Palmetto Carriage Works Blog

A Letter to the Mayoral Candidates

Recently the Charleston Animal Society has been making the rounds of mayoral candidates talking about carriage tours.  Since they have publicly stated that carriage horses should not be used in Charleston, I can only guess at the content of their presentation. That’s why I’m writing this letter. I want to be sure that you know there is another story to be told, a story about the safe, humane use of horses and mules in Charleston for many years, the care they receive, the lives they live, their retirement placement, and most importantly a system that documents it.  The Charleston Animal Society has its opinion; the carriage community and the city of Charleston have the facts.

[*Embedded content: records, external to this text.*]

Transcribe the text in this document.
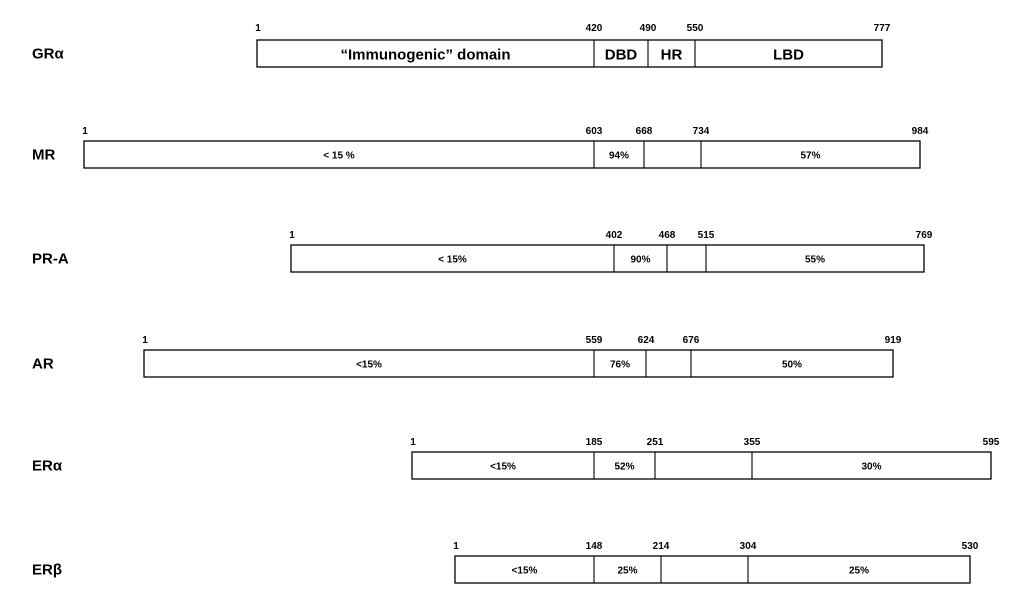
GRα
1	420	490	550	777
“Immunogenic” domain	DBD HR	LBD
MR
1	603	668	734	984
< 15 %	94%	57%
PR-A
1	402	468 515	769
< 15%	90%	55%
AR
1	559	624	676	919
<15%	76%	50%
ERα
1	185	251	355	595
<15%	52%	30%
ERβ
1	148	214	304	530
<15%	25%	25%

Our argument is a factual record built on tracking the life path of our animals down to the hour, vetting them three times a year, and recording where they go when we retire them from our herd. This process involves city staff, an independent veterinarian, as well as our veterinarian, farrier, and equine dentist, and the staff at Palmetto Carriage Works, all of whom keep and verify records.  The city monitors the entire process, and our “Big Red Barn” is always open to the public with our operations conducted in full view.

Here are some statements purportedly being made by CAS:

The cut off temperature of 98 degrees is too hot. We hear this all the time, but is it a fact or an opinion? Does working in the heat hurt the animals?  That’s a fair question, and the answer is that under this system there have been no heat related incidents, not one. The key is the taking of each animal’s temperature after every tour when the temperature reaches 85 degrees.  If an animal shows signs of overheating, it’s pulled from service. We (the city, vets, and operators) developed this first-of-a-kind system over 20 years ago. At Palmetto Carriage, we temp every animal after every tour, no matter what the ambient temperature is. No animal works when they are overheated, whether it is 40 degrees or 95 degrees. Thus we have had no heat-related incidents. This kind of record validates the system, but Mr. Elmore calls it “broken.”

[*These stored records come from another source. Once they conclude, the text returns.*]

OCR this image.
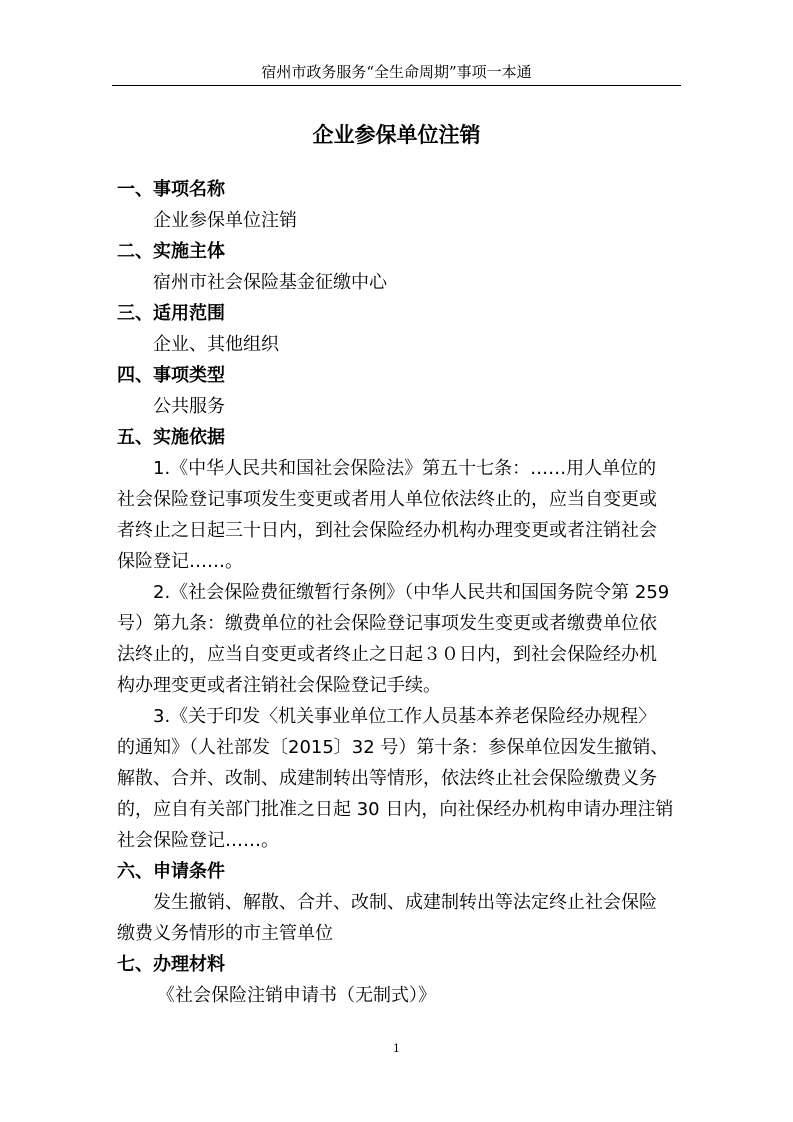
宿州市政务服务“全生命周期”事项一本通
企业参保单位注销
一、事项名称
企业参保单位注销
二、实施主体
宿州市社会保险基金征缴中心
三、适用范围
企业、其他组织
四、事项类型
公共服务
五、实施依据
1.《中华人民共和国社会保险法》第五十七条：……用人单位的
社会保险登记事项发生变更或者用人单位依法终止的，应当自变更或
者终止之日起三十日内，到社会保险经办机构办理变更或者注销社会
保险登记……。
2.《社会保险费征缴暂行条例》（中华人民共和国国务院令第 259
号）第九条：缴费单位的社会保险登记事项发生变更或者缴费单位依
法终止的，应当自变更或者终止之日起３０日内，到社会保险经办机
构办理变更或者注销社会保险登记手续。
3.《关于印发〈机关事业单位工作人员基本养老保险经办规程〉
的通知》（人社部发〔2015〕32 号）第十条：参保单位因发生撤销、
解散、合并、改制、成建制转出等情形，依法终止社会保险缴费义务
的，应自有关部门批准之日起 30 日内，向社保经办机构申请办理注销
社会保险登记……。
六、申请条件
发生撤销、解散、合并、改制、成建制转出等法定终止社会保险
缴费义务情形的市主管单位
七、办理材料
《社会保险注销申请书（无制式）》
1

The temperature is measured exactly the way the National Weather Bureau measures it. We have used their standard since 1986. All of the limitations we’ve worked under were developed using the National Weather Bureau standards. It is the same temperature you hear on the news, read in the newspaper, or access on your smart phone. It is the benchmark for all weather temperature measurements. This standard measures the 98-degree limit that we work under today. Animal activists want to create a new way to measure temperature that will result in significantly higher readings than those of the National Weather Bureau. If you can’t make a case to lower the limit, change the way the temperature is taken.

How safe are carriages? The city records each tour we do, including which animal pulls the carriage, the number of passengers on board, the length of the tour, and the time, as well as any carriage “incident”, including Blondie’s fall (not our horse). The incidents recorded also include a hit and run accident in which a car hit a carriage and fled the scene and a mule kick in the barn that didn’t involve a carriage at all. Considering the number of incidents that have occurred in relation to the number of tours conducted, the fact is that an incident occurs in one out of over 6000 tours, or over 99.9% of tours are conducted without incident. This is not yet perfect, but it’s hardly a menace to public safety.

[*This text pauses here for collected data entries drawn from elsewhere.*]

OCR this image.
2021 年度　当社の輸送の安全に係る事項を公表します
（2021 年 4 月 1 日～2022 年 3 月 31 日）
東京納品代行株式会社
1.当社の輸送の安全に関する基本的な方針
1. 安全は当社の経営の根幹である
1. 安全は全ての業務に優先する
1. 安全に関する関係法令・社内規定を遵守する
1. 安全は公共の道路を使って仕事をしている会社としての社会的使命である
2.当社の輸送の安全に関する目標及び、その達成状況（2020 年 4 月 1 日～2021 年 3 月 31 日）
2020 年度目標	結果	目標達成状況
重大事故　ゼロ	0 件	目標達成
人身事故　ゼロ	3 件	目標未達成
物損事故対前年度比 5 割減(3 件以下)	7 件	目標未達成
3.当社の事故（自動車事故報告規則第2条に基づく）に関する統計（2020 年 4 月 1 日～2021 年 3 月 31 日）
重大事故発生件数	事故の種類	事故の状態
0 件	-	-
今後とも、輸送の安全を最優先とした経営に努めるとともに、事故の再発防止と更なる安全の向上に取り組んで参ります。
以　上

Everyone has an agenda, we realize. There are those who want to ban carriages while we admittedly want to stay in business, continuing to provide a highly popular, safe, and entertaining way for visitors to see Charleston and learn more about our history. How many images of carriages do you see in magazines or on TV when Charleston is featured? Our tours are popular for a reason, and the many visitors who frequent our barn get to see our animal care close-up, in action.

Do you think anyone would ride a carriage if they thought the animal pulling it was being abused? We’re proud to give our 40 plus animal herd a purposeful life that keeps them out of the unwanted horse category while also providing hundreds of jobs for the community. A study published last year in the Journal of Equine Veterinary Science titled “Retrospective Review of Carriage Horse and Mule Welfare in Charleston, South Carolina (2009-2012)” found that the local carriage industry, including the one anonymously reported on in the study,  “provides adequate welfare for their animals, based on the five welfare domains . . . . this company could be used as an example, not only for carriage industry standards, but also for willingness to work alongside veterinarians and other equine health specialists to ensure their animals are receiving optimum care.”

This is what an independent veterinarian concluded after her study, and it pretty much tells the story of carriage animals in Charleston. Seeing is believing and towards that end, I encourage you to stop by and see our process firsthand and review the reports before you listen to hearsay or misperceptions born of another agenda that does not take all facts, figures, and real animal welfare into account.